The US Supreme Court nixes a federal ban on state-sanctioned sports betting. The $150 billion underground sports betting economy can come up for air. The nation’s high court ruled yesterday that since Congress has not enacted legislation to regulate such gambling, a federal ban violates states’ rights. Will states now legalize sports gambling and, not incidentally, tax the winnings? Senate Finance Committee Chair Orrin Hatch plans to introduce legislation “to help protect honesty and principle in the athletic arena.”
How has New York State reduced its SALT impact? TPC’s Frank Sammartino reviews the three major changes New York has made to maintain state revenues while giving residents relief from the new federal $10,000 cap on state and local tax deductions. Two changes aim to replace SALT-capped state and local tax payments with charitable gifts that remain fully deductible from income on federal tax returns. The third converts some state individual income taxes into employer-paid (and employer-deductible) payroll taxes.
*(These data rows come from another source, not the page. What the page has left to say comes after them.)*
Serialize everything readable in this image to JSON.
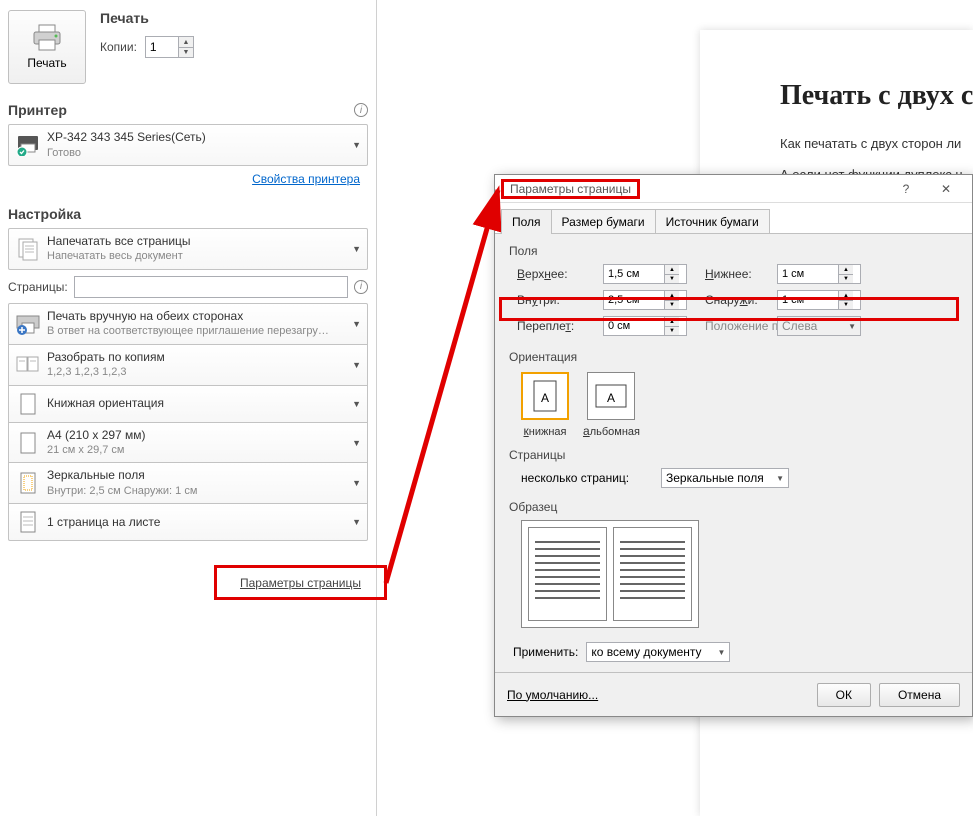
{
  "print": {
    "title": "Печать",
    "btn": "Печать",
    "copies_label": "Копии:",
    "copies_value": "1"
  },
  "printer": {
    "title": "Принтер",
    "name": "XP-342 343 345 Series(Сеть)",
    "status": "Готово",
    "props_link": "Свойства принтера"
  },
  "settings": {
    "title": "Настройка",
    "print_all": {
      "l1": "Напечатать все страницы",
      "l2": "Напечатать весь документ"
    },
    "pages_label": "Страницы:",
    "pages_value": "",
    "duplex": {
      "l1": "Печать вручную на обеих сторонах",
      "l2": "В ответ на соответствующее приглашение перезагру…"
    },
    "collate": {
      "l1": "Разобрать по копиям",
      "l2": "1,2,3    1,2,3    1,2,3"
    },
    "orient": {
      "l1": "Книжная ориентация"
    },
    "paper": {
      "l1": "A4 (210 x 297 мм)",
      "l2": "21 см x 29,7 см"
    },
    "margins": {
      "l1": "Зеркальные поля",
      "l2": "Внутри:  2,5 см   Снаружи:  1 см"
    },
    "ppp": {
      "l1": "1 страница на листе"
    },
    "page_setup_link": "Параметры страницы"
  },
  "doc": {
    "h1": "Печать с двух ст",
    "p1": "Как печатать с двух сторон ли",
    "p2": "А если нет функции дуплекс н"
  },
  "dialog": {
    "title": "Параметры страницы",
    "tabs": [
      "Поля",
      "Размер бумаги",
      "Источник бумаги"
    ],
    "fields_title": "Поля",
    "top_lbl": "Верхнее:",
    "top_val": "1,5 см",
    "bot_lbl": "Нижнее:",
    "bot_val": "1 см",
    "in_lbl": "Внутри:",
    "in_val": "2,5 см",
    "out_lbl": "Снаружи:",
    "out_val": "1 см",
    "bind_lbl": "Переплет:",
    "bind_val": "0 см",
    "bindpos_lbl": "Положение переплета:",
    "bindpos_val": "Слева",
    "orient_title": "Ориентация",
    "portrait": "книжная",
    "landscape": "альбомная",
    "pages_title": "Страницы",
    "multi_lbl": "несколько страниц:",
    "multi_val": "Зеркальные поля",
    "sample_title": "Образец",
    "apply_lbl": "Применить:",
    "apply_val": "ко всему документу",
    "default_btn": "По умолчанию...",
    "ok": "ОК",
    "cancel": "Отмена"
  }
}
Concludes Sammartino: “We may see the same behavior by [other] subnational governments in response to the disparate treatment of different types of payments made to support state and local government programs.”
Seattle City Council votes unanimously to levy a head tax on larger employers. Yesterday the local body voted 9 to 0 to approve an amended head tax that will fund programs for the homeless population in Seattle. Councilwoman Lorena Gonzalez worked with Mayor Jenny Durkan to secure her support of a scaled down version of the proposal that Durkan said she would veto. The new tax is fixed at $275 per full-time employee (a little more than half the original bill that would have averaged about $500) per year from businesses that gross $20 million or more in revenue each year, and will sunset in 2023. Officials estimate $47.4 million a year in revenue.
Can taxes cure urban blight? Governing considers the efforts of cities that tax vacant property to discourage long-term vacancies that can contribute to blight. Will property owners of both retail and residential spaces respond by leasing, developing, or selling their properties? So far, there’s mixed success.
A new income tax could cure one Michigan city’s debt problem. East Lansing voters may get another chance to pass an income tax this fall, after a similar measure failed last November. This time, a 1 percent tax on residents’ income and 0.5 percent tax on nonresidents’ income would raise $5 million for the city annually specifically for infrastructure, police and fire protection, and payments toward the city’s unfunded pension liability. The city council votes this week on whether to put the proposal back on the ballot.
Some big GOP donors are not giving this year, thanks to the TCJA. CNN reports that they have withheld contributions to House and Senate Republican campaign arms to signal their displeasure with the Tax Cuts and Jobs Act. The donors, hedge fund operators who gave over $50 million to GOP groups in 2016, are not happy with the TCJA’s favorable treatment of corporations compared to partnerships and LLCs. Generally, the TCJA taxes hedge funds at the top individual rate, which Congress trimmed from 39.6% to 37%. The GOP-controlled Congress slashed the corporate income tax rate from 35 percent to 21 percent.